At the close of her June 19 broadcast, Rachel Maddow broke down in tears. She’d just been handed a report from the Associated Press revealing details of the “tender age” facilities in South Texas housing a rapidly growing number of babies and toddlers ripped from their parents’ arms as they sought to enter the United States. She managed to choke out the first sentence of the report, though she asked her producers to put up a graphic so we wouldn’t have to see her contorting her face, struggling to master herself. Then finally she was confronted with this passage: “Lawyers and medical providers who have visited the Rio Grande Valley shelters described play rooms of crying preschool-age children in crisis.” She got as far as “medical providers” before giving up, turning away from the camera, and signing off.
I watched Rachel Maddow cry at midnight, and I could tell that by the time I woke up, there would be a hundred published reactions to it. I had nearly as many reactions to the moment myself.
Rachel Maddow’s tears were so striking to me because I had cried earlier that day when I watched the previous night’s episode. It was the one that played the audio taken from inside the camp, in which children beg to see their parents, and one six year-old repeats her aunt’s phone number again and again with furious, heartbreaking determination.
I didn’t mean to listen to the audio. Rachel announced that she was about to play it and I hit pause, so I could do a calculation that has become a strange ritual of citizenship and media consumption in recent years. I asked myself if hearing the crying children would make me stronger or weaker. Would it galvanize me to fight, or would it merely provoke tears that would accomplish nothing, that would dry and be forgotten and eventually become one more thing to which I had grown accustomed? In the end I decided that I could not afford to be that upset on a Tuesday when I had work to do, so I skipped ahead in the video, past where I thought the audio would have ended. Only I didn’t skip far enough, so I still heard much of the recording, heard the children, howling inconsolable.

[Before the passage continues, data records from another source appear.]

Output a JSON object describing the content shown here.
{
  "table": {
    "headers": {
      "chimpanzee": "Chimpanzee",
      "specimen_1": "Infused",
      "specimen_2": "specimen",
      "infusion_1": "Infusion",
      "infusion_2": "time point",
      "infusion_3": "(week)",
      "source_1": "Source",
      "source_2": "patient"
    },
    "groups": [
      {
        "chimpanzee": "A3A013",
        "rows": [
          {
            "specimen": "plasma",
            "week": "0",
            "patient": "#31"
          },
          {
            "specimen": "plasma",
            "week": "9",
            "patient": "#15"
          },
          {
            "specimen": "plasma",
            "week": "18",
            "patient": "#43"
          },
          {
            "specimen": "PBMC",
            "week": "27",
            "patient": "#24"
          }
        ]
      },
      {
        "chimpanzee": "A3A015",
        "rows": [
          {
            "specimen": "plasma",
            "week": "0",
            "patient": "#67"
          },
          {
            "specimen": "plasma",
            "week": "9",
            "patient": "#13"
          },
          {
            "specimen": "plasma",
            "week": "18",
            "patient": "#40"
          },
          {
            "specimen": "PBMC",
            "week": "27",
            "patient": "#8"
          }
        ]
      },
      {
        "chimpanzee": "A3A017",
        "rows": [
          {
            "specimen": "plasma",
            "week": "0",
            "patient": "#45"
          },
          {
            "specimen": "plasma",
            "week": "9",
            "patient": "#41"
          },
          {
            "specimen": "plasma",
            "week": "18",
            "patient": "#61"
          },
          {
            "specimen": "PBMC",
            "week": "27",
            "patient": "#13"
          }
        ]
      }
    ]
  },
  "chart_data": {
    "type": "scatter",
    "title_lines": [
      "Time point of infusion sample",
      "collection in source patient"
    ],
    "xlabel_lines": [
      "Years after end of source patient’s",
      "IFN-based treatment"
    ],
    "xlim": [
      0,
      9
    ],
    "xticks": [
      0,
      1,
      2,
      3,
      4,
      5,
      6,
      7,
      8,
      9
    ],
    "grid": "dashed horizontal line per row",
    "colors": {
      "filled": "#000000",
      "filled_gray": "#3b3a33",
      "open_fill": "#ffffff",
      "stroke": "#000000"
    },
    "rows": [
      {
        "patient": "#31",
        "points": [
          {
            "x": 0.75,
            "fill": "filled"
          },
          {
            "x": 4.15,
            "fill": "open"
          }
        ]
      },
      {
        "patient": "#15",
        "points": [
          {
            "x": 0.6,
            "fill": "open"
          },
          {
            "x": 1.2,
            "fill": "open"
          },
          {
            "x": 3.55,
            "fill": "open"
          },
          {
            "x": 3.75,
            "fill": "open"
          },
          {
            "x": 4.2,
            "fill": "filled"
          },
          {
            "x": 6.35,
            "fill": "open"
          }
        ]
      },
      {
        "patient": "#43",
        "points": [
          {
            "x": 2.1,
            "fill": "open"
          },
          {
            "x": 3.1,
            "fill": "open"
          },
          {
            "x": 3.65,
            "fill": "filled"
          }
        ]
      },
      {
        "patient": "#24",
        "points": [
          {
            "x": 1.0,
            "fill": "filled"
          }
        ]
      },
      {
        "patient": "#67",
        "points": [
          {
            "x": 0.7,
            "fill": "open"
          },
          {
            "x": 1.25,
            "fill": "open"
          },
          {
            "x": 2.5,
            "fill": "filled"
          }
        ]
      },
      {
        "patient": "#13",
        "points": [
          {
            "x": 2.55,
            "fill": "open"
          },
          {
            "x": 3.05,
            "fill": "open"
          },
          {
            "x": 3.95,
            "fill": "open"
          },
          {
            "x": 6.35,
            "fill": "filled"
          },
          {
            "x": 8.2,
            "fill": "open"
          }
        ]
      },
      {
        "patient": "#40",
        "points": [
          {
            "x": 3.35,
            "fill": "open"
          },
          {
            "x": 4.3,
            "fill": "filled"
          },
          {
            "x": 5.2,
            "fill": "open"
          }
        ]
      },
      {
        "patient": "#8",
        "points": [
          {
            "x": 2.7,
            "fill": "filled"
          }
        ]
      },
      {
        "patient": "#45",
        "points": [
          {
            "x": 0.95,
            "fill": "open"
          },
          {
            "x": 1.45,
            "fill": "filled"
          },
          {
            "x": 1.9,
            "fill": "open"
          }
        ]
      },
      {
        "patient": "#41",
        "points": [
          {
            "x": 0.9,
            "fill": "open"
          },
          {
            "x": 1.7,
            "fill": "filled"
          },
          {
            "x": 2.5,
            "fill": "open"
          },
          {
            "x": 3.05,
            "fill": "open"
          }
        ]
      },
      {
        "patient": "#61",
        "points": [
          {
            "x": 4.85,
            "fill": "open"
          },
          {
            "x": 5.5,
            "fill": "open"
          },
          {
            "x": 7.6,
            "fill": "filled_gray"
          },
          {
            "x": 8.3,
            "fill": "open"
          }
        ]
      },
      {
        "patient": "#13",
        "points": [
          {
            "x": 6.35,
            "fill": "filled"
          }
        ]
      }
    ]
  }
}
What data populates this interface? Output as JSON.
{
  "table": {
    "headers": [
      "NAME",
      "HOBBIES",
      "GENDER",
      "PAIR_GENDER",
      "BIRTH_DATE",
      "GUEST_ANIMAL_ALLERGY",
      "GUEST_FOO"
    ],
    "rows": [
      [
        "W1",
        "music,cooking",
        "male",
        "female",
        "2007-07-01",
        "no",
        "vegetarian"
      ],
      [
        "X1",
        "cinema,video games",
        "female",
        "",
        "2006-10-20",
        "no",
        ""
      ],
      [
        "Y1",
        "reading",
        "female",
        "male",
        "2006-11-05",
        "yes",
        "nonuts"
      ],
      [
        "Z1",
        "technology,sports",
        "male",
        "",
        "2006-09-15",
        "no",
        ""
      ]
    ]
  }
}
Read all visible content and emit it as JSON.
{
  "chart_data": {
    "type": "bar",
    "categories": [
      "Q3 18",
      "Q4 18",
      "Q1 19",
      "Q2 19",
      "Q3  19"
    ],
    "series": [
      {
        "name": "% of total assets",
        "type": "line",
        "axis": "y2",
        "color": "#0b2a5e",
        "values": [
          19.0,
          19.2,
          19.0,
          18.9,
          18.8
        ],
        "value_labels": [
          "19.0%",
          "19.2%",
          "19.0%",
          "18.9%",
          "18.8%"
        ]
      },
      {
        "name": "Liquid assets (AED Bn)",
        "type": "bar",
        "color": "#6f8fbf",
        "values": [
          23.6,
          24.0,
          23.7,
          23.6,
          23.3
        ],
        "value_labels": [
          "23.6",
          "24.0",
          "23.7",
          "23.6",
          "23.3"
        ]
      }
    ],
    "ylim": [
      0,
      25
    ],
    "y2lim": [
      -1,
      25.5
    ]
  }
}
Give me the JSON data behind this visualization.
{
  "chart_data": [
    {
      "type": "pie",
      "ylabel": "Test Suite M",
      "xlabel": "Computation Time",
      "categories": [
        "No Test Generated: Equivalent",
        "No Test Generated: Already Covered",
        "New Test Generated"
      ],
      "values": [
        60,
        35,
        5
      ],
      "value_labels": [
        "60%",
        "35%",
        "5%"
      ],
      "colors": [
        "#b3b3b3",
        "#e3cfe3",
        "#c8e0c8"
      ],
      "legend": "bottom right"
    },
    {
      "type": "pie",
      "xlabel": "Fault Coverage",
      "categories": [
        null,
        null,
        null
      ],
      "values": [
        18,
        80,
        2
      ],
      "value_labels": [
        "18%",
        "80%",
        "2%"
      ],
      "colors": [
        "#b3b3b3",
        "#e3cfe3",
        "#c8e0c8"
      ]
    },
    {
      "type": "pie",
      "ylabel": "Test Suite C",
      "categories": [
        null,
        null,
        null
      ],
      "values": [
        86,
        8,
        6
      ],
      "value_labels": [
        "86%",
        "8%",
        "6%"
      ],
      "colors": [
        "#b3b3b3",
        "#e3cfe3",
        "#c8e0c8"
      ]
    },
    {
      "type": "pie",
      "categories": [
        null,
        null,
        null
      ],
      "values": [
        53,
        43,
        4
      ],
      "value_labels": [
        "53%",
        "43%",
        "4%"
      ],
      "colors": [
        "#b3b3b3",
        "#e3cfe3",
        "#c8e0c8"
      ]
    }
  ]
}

And I cried. Big, ugly, face-contorting tears. And I was amazed and impressed when the video cut back to Rachel Maddow, sitting at her desk, shaken but dry-eyed. I wondered how she did it. I wondered if she’d listened to the audio several times beforehand to get all her tears out before she went on the air. I wondered if perhaps this ability not to cry at tragedy was the great defining trait of journalists, which distinguished them from the rest of us.
If Rachel Maddow could avoid crying at the audio clip, which so viscerally awakens the primal human desire to help the crying baby, what made her break down at the dry language of the Associated Press? The language itself, partly. “Tender age,” as an expression, serves as its own succinct denunciation of this policy, evoking soft child features and hands, and the knowledge that this experience will stamp itself permanently into those tender, still-forming psyches. (Contrast this with the report’s characterization of the facilities as “shelters,” which is a perversion of language that none of us should play along with.) There is also the cumulative nature of this horror, as an average of 70 children are torn from their parents each day, with no policy in place to reunite them. The shame of it builds and builds.
Living under the Trump Administration has been like two years of a constantly blaring fire alarm. It never turns off but you learn to ignore it in order to keep on living, and the occasions become fewer and farther apart when you check the set of your jaw and the tightness in your shoulders and remember you didn’t always feel like this. But this catastrophe cuts through the numbness because a child’s cry is the one alarm no one can fully tune out. You help if you can, and if you cannot, you cry in sympathy.
As I watched Rachel Maddow succumb to tears, I felt a sense of affinity but also of dread, because I knew that her detractors would mock her for it, accuse it of being a staged spectacle, make it into a t-shirt to wear at Trump rallies. I also know that as a woman, tears are a great risk. There are always those, not only on the right, who see a woman’s tears as proof that she is no longer entitled to be taken seriously. That’s a prospect that frightens me, because Rachel Maddow commands one of the most powerful and unifying platforms in the country, and that’s not something we can afford to lose, even so she can exercise her right to be human.
Then, of course, there are our left-wing hard-liners, whose inevitable reaction to Rachel Maddow’s tears is that they are, above all, counterproductive. Tears offer an immediate relief, and it is a relief we do not deserve while children are screaming for their parents in government cages. Nothing is ever enough for these insufferable people, but there is a point worth examining in that critique. You can burn yourself out on emotion without ever accomplishing anything, and halfway through Trump’s first term, many of us already have. But there is a sense that the human horror of this moment is awakening action, and in that there is a glimmer of hope. Donations are pouring in to offer legal aid to parents and children, citizens are pressuring their lawmakers, governors are withdrawing their National Guard troops, and people across ideological lines are united in a way that would not be possible at this, the most partisan time in living memory.
Tears alone are an inadequate response to the child separation crisis, but they’re where we all have to start. This morning, Rachel Maddow apologized for her tears.
I agree that it is her job to speak, but last night she did, for all of us.